Dans les simulations thermiques dynamiques, la température du sol est fréquemment considérée indépendamment des caractéristiques du bâtiment (forme, température intérieure, niveau d’isolation…). La température du sol est alors modélisée comme une sinusoïde dont les paramètres ne dépendent que du lieu géographique et de la nature du sol. Pourtant, dans le cas de bâtiments à l’emprise importante, les intéractions entre celui-ci et le sol vont modifier durablement la température du sol, et donc les conditions aux limites au niveau du plancher. Dans le cadre de la conception d’un tel bâtiment (8 500 m² de plancher sur terre-plein), nous avons affiné cette modélisation à l’aide du logiciel TRNSYS.
Une simulation complète avec modélisation fine des échanges avec le sol étant trop complexe et trop gourmande en temps de calcul, nous avons effectué plusieurs étapes. Une première simulation « classique », avec une modélisation sommaire du sol, a permis de déterminer les températures de grandes zones du bâtiment. Une autre modélisation a ensuite été réalisée, très sommaire au niveau du bâtiment (et en imposant directement les températures intérieures grâce à la simulation précédente) mais très précise au niveau des échanges avec le sol. Cette dernière a ainsi permis de connaître les températures réelles du sol, réutilisées ensuite pour améliorer le premier modèle de base.

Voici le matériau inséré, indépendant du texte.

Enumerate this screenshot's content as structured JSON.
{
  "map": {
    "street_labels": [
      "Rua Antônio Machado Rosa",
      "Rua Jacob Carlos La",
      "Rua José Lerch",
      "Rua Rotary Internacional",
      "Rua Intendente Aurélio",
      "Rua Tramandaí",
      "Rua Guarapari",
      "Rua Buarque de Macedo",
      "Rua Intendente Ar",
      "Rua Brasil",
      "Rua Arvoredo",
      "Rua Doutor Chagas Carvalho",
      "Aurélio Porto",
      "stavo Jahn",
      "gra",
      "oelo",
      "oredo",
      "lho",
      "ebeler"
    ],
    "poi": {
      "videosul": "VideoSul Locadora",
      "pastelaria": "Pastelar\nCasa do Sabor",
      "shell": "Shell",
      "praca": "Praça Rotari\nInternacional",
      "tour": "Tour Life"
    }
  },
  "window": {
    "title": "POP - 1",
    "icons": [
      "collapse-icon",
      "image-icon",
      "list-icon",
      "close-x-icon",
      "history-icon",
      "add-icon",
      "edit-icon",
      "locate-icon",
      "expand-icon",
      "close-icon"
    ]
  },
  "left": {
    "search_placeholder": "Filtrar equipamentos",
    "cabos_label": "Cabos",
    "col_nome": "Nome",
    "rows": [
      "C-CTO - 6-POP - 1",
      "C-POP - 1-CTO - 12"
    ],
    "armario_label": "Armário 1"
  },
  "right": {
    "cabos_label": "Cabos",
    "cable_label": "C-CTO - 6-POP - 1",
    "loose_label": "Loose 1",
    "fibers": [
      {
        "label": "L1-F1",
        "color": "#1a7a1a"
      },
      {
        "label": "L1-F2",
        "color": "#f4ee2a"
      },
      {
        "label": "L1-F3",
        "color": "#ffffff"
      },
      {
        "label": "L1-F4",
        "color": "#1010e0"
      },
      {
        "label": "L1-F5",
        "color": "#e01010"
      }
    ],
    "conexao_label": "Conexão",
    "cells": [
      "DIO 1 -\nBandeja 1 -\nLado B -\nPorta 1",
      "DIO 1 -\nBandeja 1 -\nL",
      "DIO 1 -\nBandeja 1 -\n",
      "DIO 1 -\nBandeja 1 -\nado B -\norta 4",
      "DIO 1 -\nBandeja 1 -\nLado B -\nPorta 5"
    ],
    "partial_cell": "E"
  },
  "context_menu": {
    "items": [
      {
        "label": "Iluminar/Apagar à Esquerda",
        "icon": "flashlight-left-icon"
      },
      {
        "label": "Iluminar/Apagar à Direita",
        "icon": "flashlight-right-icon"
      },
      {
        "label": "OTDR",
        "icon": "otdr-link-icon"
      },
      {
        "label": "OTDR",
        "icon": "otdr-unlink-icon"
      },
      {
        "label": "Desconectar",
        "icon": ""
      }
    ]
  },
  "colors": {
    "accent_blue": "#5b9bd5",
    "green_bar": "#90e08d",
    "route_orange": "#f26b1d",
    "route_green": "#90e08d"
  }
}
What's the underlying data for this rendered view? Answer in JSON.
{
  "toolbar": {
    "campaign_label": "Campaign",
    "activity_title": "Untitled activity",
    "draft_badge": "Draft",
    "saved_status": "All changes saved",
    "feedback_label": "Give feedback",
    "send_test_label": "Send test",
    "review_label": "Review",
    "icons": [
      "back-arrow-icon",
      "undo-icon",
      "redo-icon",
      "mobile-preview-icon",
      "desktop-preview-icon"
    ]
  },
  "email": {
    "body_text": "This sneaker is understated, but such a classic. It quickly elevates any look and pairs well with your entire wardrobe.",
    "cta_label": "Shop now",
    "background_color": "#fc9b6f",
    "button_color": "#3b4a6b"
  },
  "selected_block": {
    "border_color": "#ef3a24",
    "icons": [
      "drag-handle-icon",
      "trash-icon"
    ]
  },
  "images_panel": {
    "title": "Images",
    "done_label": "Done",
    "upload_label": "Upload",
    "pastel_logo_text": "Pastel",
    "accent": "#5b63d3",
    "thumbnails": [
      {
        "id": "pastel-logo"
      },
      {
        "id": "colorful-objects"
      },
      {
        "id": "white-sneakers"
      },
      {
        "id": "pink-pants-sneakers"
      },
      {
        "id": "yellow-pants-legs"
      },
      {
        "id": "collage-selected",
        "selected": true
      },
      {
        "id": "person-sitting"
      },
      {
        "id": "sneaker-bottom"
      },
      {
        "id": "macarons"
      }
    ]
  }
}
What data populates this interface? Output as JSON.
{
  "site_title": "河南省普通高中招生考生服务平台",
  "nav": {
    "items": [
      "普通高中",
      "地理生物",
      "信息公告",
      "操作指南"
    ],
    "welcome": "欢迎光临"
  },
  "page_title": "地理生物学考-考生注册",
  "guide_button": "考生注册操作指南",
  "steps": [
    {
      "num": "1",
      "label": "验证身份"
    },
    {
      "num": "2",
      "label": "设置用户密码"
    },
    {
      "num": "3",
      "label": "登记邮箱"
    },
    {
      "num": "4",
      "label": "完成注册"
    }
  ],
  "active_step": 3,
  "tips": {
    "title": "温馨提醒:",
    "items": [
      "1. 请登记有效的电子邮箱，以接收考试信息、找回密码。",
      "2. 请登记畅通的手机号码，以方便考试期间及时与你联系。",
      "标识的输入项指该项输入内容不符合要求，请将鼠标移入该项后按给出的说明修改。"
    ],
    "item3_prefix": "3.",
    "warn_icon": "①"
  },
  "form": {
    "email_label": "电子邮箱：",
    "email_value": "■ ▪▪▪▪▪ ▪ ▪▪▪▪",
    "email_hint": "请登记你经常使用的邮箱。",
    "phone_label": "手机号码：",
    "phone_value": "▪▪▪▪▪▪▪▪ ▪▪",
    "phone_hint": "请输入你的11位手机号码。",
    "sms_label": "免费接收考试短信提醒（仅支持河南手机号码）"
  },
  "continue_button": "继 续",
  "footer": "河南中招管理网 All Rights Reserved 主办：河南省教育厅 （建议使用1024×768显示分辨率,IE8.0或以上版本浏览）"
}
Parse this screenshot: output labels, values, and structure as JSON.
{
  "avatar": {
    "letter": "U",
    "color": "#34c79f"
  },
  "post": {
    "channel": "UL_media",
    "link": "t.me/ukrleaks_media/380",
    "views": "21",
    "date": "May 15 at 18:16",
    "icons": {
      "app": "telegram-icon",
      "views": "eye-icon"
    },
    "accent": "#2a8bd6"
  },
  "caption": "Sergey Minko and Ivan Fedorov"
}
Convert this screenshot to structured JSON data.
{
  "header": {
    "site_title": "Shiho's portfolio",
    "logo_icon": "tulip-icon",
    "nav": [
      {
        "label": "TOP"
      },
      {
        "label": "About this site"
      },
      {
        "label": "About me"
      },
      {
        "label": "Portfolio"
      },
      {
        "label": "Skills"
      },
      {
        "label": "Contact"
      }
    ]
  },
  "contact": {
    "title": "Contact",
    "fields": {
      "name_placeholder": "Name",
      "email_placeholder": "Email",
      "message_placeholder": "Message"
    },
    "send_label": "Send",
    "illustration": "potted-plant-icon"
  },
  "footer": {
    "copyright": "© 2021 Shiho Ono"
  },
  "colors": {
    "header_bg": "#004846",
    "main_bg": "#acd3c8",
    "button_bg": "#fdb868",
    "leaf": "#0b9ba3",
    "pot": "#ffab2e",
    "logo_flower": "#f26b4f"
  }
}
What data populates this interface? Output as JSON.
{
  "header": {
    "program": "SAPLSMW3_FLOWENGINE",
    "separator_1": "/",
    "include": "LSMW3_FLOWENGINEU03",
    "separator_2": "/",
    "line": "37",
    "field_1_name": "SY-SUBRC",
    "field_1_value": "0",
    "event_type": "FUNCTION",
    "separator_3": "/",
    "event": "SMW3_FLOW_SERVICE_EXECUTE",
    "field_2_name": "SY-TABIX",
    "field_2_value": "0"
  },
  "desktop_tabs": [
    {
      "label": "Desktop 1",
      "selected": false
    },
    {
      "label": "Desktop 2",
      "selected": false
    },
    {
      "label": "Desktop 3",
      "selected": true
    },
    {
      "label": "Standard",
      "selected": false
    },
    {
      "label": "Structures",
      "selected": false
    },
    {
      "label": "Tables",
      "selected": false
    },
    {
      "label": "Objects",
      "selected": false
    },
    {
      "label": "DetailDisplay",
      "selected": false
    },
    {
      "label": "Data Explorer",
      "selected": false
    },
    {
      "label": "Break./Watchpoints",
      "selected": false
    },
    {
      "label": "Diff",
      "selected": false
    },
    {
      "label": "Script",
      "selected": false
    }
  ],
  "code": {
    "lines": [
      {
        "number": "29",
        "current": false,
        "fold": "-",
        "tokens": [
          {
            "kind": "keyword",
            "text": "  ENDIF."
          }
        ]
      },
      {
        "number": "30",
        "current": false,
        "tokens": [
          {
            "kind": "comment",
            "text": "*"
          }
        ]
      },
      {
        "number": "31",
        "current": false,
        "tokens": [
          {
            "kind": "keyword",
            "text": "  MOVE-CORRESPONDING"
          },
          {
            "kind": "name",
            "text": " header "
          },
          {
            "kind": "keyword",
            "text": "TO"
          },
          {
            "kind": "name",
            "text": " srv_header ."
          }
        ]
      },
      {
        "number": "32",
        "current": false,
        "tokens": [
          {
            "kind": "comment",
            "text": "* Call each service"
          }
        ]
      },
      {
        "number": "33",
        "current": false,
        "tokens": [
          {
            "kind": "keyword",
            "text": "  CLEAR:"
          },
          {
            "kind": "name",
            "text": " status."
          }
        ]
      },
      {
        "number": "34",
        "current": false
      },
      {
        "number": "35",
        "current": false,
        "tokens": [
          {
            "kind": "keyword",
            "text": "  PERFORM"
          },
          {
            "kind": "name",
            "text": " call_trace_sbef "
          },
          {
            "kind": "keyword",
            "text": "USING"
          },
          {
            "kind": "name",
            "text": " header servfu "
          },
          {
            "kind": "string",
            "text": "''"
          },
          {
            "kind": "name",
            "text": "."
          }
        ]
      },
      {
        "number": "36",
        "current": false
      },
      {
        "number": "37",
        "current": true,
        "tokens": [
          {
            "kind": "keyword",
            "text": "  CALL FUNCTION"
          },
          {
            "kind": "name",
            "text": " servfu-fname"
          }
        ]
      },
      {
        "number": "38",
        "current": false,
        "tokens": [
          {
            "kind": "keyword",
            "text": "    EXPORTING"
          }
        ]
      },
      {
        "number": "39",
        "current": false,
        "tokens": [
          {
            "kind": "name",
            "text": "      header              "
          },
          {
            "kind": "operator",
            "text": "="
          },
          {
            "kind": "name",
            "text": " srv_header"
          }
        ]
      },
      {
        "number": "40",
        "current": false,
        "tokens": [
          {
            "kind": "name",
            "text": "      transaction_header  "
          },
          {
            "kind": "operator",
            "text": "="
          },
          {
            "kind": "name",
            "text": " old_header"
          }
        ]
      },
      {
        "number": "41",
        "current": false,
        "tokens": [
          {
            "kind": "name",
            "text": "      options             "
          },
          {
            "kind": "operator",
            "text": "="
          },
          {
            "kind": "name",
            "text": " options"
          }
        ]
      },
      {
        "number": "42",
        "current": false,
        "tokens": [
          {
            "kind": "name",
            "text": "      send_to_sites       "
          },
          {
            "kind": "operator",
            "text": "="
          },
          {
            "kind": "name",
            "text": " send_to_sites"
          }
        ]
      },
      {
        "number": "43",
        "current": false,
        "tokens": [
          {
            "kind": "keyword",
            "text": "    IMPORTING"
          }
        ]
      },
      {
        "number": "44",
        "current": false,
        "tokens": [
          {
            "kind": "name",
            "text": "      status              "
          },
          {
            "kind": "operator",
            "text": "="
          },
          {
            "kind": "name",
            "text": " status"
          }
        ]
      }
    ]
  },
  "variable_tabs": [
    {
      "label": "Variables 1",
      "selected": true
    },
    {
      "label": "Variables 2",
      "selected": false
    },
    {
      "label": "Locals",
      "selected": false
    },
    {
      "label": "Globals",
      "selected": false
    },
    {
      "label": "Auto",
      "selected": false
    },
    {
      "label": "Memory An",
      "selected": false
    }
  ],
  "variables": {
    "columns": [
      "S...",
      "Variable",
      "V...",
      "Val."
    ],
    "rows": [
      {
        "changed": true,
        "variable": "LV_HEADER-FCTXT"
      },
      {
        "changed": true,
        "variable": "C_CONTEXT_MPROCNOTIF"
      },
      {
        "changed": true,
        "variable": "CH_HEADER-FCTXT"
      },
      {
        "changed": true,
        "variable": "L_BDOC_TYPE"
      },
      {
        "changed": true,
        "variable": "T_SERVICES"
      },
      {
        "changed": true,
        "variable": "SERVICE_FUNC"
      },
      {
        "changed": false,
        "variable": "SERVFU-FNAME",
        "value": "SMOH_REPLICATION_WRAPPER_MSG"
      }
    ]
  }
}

Figure 1 : Schéma de principe de la démarche
Cette étude a montré qu’un bâtiment de cette taille n’est pas sans effet sur le sol en dessous de lui : si on peut toujours modéliser la température du sol par une sinusoïde, celle-ci est considérablement modifiée. Comme illustré sur le graphique suivant, la température moyenne du sol a ainsi nettement augmenté (près de 17°C, contre une valeur habituellement retenue de 12°C) et les variations annuelles ont été amorties (moins de 4°C entre le maximum et le minimum annuels, contre 7 ou 8 dans les simulations classiques).
Figure 2 : Modification de la température du sol
La conséquence de cette nouvelle modélisation du sol est naturellement une diminution des pertes par conduction, qui a plaidé pour une isolation simplement périphérique du plancher, plutôt qu’une isolation continue. Au prix d’une augmentation contenue des besoins de chauffage (5% environ), cela permet une économie considérable pendant la construction. Et, également, une amélioration du confort estival.
En effet, dans des bâtiments bien isolés et largement vitrés comme celui-ci, l’un des enjeux principaux est de maîtriser les problèmes de surchauffe et les risques d’inconfort en été. Or, si se contenter d’une isolation périphérique n’entraîne qu’une hausse contenue des besoins de chauffage, l’amélioration du confort d’été et la diminution des besoins de rafraichissement peut être significative. En effet, la température du sol est supérieure à celle de l’air en hiver, et inversement en été. La dégradation du niveau d’isolation de la dalle basse a par conséquent un impact relatif beaucoup plus important en été : les pertes thermiques (cette fois souhaitables car participant au rafraîchissement de l’ambiance) seront doublement encouragées vers le sol.
Figure 3 : Principe des variations relatives des flux thermiques en hiver et en été
Une analyse précise de la répartition de ces échanges a été menée sur la salle la plus grande, un gymnase de plus de 1000 m² de surface au sol. En hiver, le fait de ne plus isoler le plancher de manière continue a augmenté les pertes par conduction de 30%, la part des pertes par le sol passant de 7 à 33%. En été, l’effet est démultiplié : l’énergie évacuée vers l’extérieur augmente cette fois de plus 160% en retirant l’isolation, la part des pertes par le sol dans le bilan total passant de 25 à 86%. De manière relative, l’effet est donc beaucoup plus positif en été qu’il n’est négatif en hiver.